There’s a bamboo plant on my kitchen bench. I was given it because it was supposedly unkillable - which you should never call anything, because then it’s just a challenge.
Lo and behold, this lockdown, it withered into a crispy, yellow stalk. Then it toppled over and face-planted into the benchtop, where it currently lies spreadeagle across the faux-marble like a drunk ejected from my dreary kitchen nightclub.
And, because it’s lockdown and we’re all faintly hysterical, I can’t stop attaching far too much metaphorical significance to its broken form.
Unkillable, you say.... Photo: Verity Johnson.
It looks exactly how I feel right now creatively; flat, lifeless, and overwhelmed.
For the first time ever, I’ve got time to work on my creative projects. But ironically, for the first time ever, I can’t summon even the slightest bit of enthusiasm for them.
I’ve got enough maniacal energy to repeatedly clean small kitchen appliances. But every time I sit down to write, the energy dries up. And, while the kettle looks great, it’s frustrating.
I’m obviously not alone in this.
The flat, grey, ho-hum feeling is so ubiquitous right now that the New York Times made a name for it; languishing. It refers to the funk that the past 18 months has thrown us all into.
Not depression per se, we’re not sad. Just lacking the enthusiasm, motivation and hungry joie de vivre that gets us cracking on with cracking on.
There’s also something else that has settled specifically over many creatives too, like a thick, heavy dust floating through our stale brains.
Or more specifically, our little internal voice of creative genius madness has gone off on a permanent tea break.
Whatever you want to call your internal voice of genius, all creative types have it in them. It’s the part of your brain that whispers fabulous ideas to you in velvety, magical midnight hours. But right now, my voice has buggered off.
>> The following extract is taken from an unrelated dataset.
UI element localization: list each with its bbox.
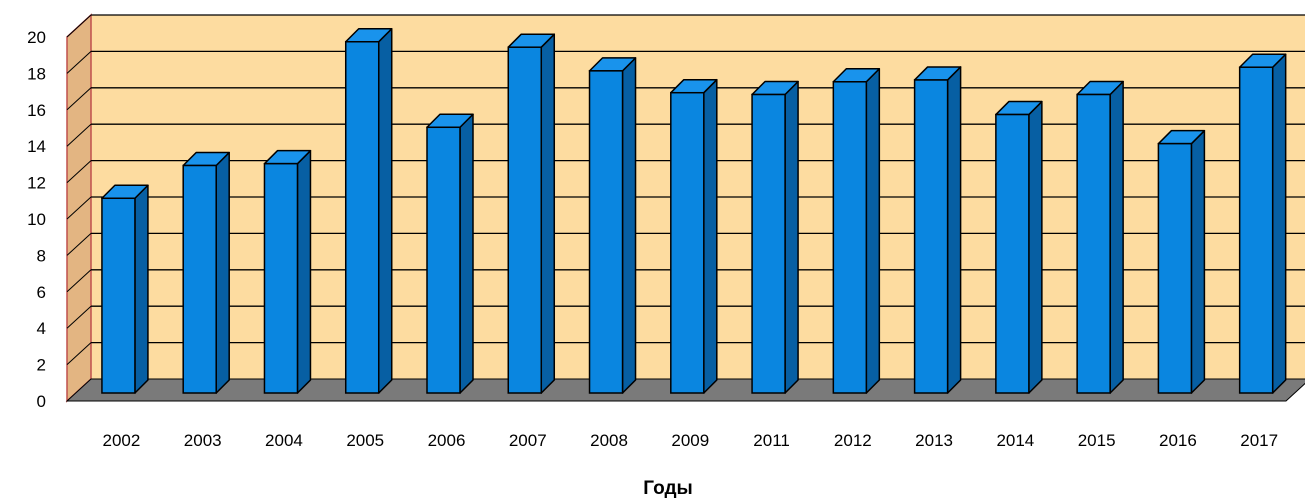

Whenever I’ve bullied myself into sitting down to write, repeating all the gym catchphrases about girt and sweat and spandex, it’s been quiet. My brain refuses to come up with anything, so I just hammer away and churn out literary drivel as inspiring as the slogans on my yoga pants.
And, if you’re anything like me, then you start punishing yourself. Screaming at yourself to dig deeper, try harder, apply yourself more rigorously, Johnson!
Unsurprisingly, this sadistic wisdom you learned from your year 4 maths teacher doesn’t work. The more you dig for inspiration, the quieter your internal voice gets.
So I started searching around for answers from other creatives. After all, sudden loss of creative inspiration isn’t unheard of - just look at every Netflix show in their third season - so someone will have a theory on how to get it back.
Then I discovered Elizabeth Gilbert’s TedTalk. Now, I know she wrote Eat, Pray, Love. But before you sniff that you’re not taking life advice from someone who spawned a thousand patronising throw pillows, just wait.
Gilbert had a similar experience with writer's block and also went looking for answers. And what she discovered was that the idea of the creative genius has changed significantly through the ages.
Before Leonardo Da Vinci, no one thought the ‘genius’ was inside the artist. It was a demon that lived separately from the artist and visited them independently. Like a pet cat that comes in and sits on your face at 2am and yowls until you pay attention.
It was only post-Leonardo Da Vinci that we started seeing someone’s creative genius as being inside them, which is when we started seeing inspiration as some kind of mysterious internal organ languishing somewhere beneath our stomach.
Gilbert suggests that seeing it as something inside you is a helluva lot of pressure. I agree. It feels like you have to keep pulling out all your insides and carving yourself up until you find where your genius organ is hiding.
She argues there's far less pressure to see it as some external, free-spirited creature. Which makes far more sense to me, because I’ve got experience at tempting grumpy cats back inside my house with trails of yoghurt and cheese niblets.
So that's what I’ve been trying. In a metaphorical, lactose-free sense.
Instead of scrabbling around in my innards looking for my inspiration, I’ve been filling my head with fascinating tidbits from other people. Reading fabulous stories, watching fascinating documentaries, or listening to curious ideas; filling myself up with fresh creative madness that has lit up far more beautiful, complex and intelligent brains than mine.
And you know what? I think it’s working.
In the distance I can hear the tinkling bell announcing that inspiration is padding back into the room again, ready to sniff around the fresh ideas I’ve been laying out for it.